“Well, what of that?” asked Cora, with a laugh. “Detectives are not really dangerous; are they?”

“Now don’t joke,” begged the girl. “I came over to warn you!”

“To warn me!”

“Yes, I heard that they are looking for——”

“Detectives looking for Cora!” almost yelled Jack, leaping up from his chair, as if some hidden spring had thrown him to his feet. “This is some of that woman’s work! Tell me quickly, Belle, all you have heard—all you know.”

“Bess and I were at the post-office when two strange men alighted from a runabout,” went on Belle. “They came inside—and at the stamp window asked where Cora Kimball lived. Then Bess became alarmed, declared that they were detectives, and she wanted to come straight over and tell you, but father drove up at that very moment, and Bess had to go in town with him. Then I was on my way over when Tillie, our maid, met me and told me that mother had company from the West, and I was to hurry back home. Oh dear me, I did think I would never get here! Such complications!”

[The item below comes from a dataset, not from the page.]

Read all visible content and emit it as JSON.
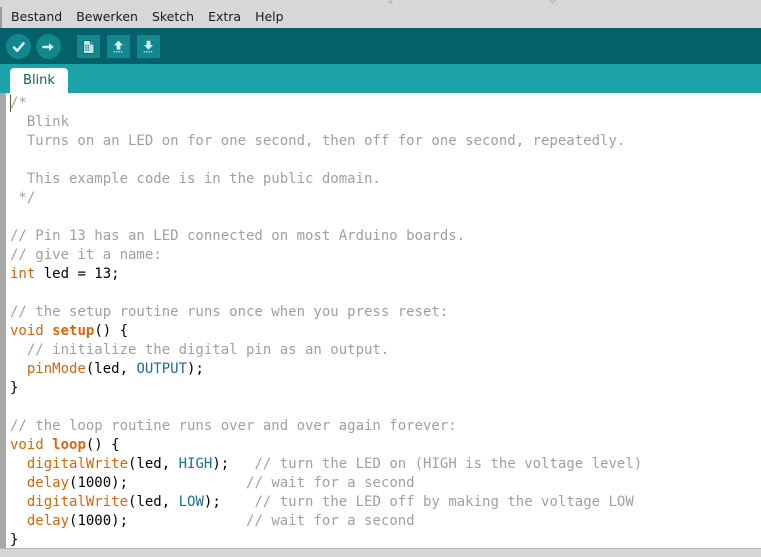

“Now, dear,” said Cora soothingly, “don’t you be the least bit alarmed. Of course, it is quite natural that Mrs. Ramsy should try to find her nieces, and quite right, too, so there is no harm whatever in her directing any one to me, to make inquiries. She evidently thinks I know more about the girls than I do.”

“But there is a note in the evening paper telling all about the whole thing,” declared Belle, “and it mentions that one hundred dollars reward will be paid for the return of the diamond earrings.”

“Which looks,” said Jack, “as if they are more anxious about the stones than they are about the girls. Well, we will have to await developments. I was going down to bowl to-night, but I guess I had better hang around now.”

“Why, don’t be foolish, Jack. You may just as well go out as not. Even if a strange man does come up, I am sure I will be able to talk to him. I have—ahem!—met strange men before,” declared Cora.